We can train a decision tree by starting out with the most simple tree - all outcomes in same node.
We can then do a greedy search to identify which split on the node is best.
We can then iterate this process on future nodes.
We split nodes to increase maximum entropy.
Entropy is:
\(E= -\sum_i^n p_{i=1}\log_2 p_i\)
Where we are summing across all nodes.
The gain in entropy is the original entropy - weighted by size entropy of each branch
Training a decision tree until there is only one entry from the training set will result in overfitting.
We can use pruning to regularise trees.
From bottom, replace each node with a leaf of the most popular class. Accept if no reduction in accuracy.
Take full tree \(T_0\)
Iteratively find a subtree to replace with a leaf.
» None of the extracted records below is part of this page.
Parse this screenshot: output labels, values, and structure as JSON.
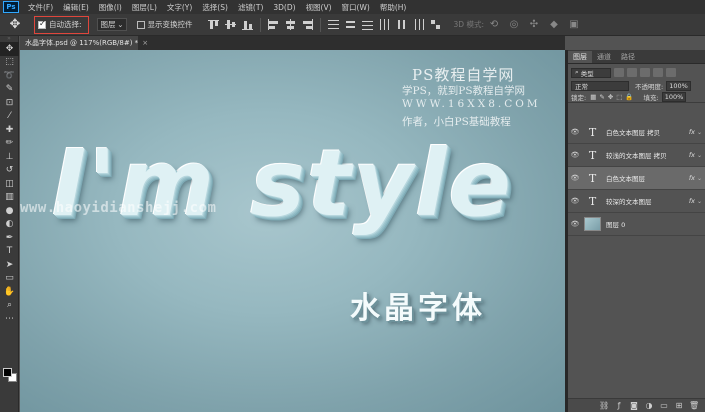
{
  "app": {
    "logo": "Ps"
  },
  "menu": [
    "文件(F)",
    "编辑(E)",
    "图像(I)",
    "图层(L)",
    "文字(Y)",
    "选择(S)",
    "滤镜(T)",
    "3D(D)",
    "视图(V)",
    "窗口(W)",
    "帮助(H)"
  ],
  "options": {
    "auto_select_label": "自动选择:",
    "auto_select_checked": true,
    "layer_select_value": "图层",
    "show_transform_label": "显示变换控件",
    "mode_3d_label": "3D 模式:"
  },
  "document": {
    "tab_title": "水晶字体.psd @ 117%(RGB/8#) *",
    "tab_close": "×"
  },
  "canvas": {
    "wm_title": "PS教程自学网",
    "wm_line1": "学PS，就到PS教程自学网",
    "wm_line2": "WWW.16XX8.COM",
    "wm_line3": "作者，小白PS基础教程",
    "wm_url": "www.haoyidianshejj.com",
    "main_text": "I'm style",
    "sub_text": "水晶字体"
  },
  "panel": {
    "tabs": [
      "图层",
      "通道",
      "路径"
    ],
    "active_tab": 0,
    "filter_label": "类型",
    "blend_mode": "正常",
    "opacity_label": "不透明度:",
    "opacity_value": "100%",
    "lock_label": "锁定:",
    "fill_label": "填充:",
    "fill_value": "100%",
    "layers": [
      {
        "name": "白色文本图层 拷贝",
        "type": "text",
        "fx": "fx",
        "selected": false
      },
      {
        "name": "较浅的文本图层 拷贝",
        "type": "text",
        "fx": "fx",
        "selected": false
      },
      {
        "name": "白色文本图层",
        "type": "text",
        "fx": "fx",
        "selected": true
      },
      {
        "name": "较深的文本图层",
        "type": "text",
        "fx": "fx",
        "selected": false
      },
      {
        "name": "图层 0",
        "type": "image",
        "fx": "",
        "selected": false
      }
    ]
  },
  "colors": {
    "accent_red": "#e0463c",
    "canvas_bg": "#96b8c0",
    "panel_bg": "#535353"
  }
}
Cost function is accuracy and number of leaves.
Remove this generating \(T_{i+1}\)
When we have just the root, choose a single tree using CV.
Generally we would split the data up. Grow the tree with one set and then prune with the other.
We can split our data up and iterate between growing and pruning.
When pruning, for each pair of leaves we test to see if they should be merged.
If our two sets are \(A\) and \(B\) we can do:
\(A\): Grow
\(B\): Prune
\(B\): Grow
\(A\): Prune
And repeat this process.
Once we have built a tree, we keep a single leaf and disard the rest.
Unbalanced dataset: more of one class than others.
Can reduce sample of majorit, or synthetically generate minority.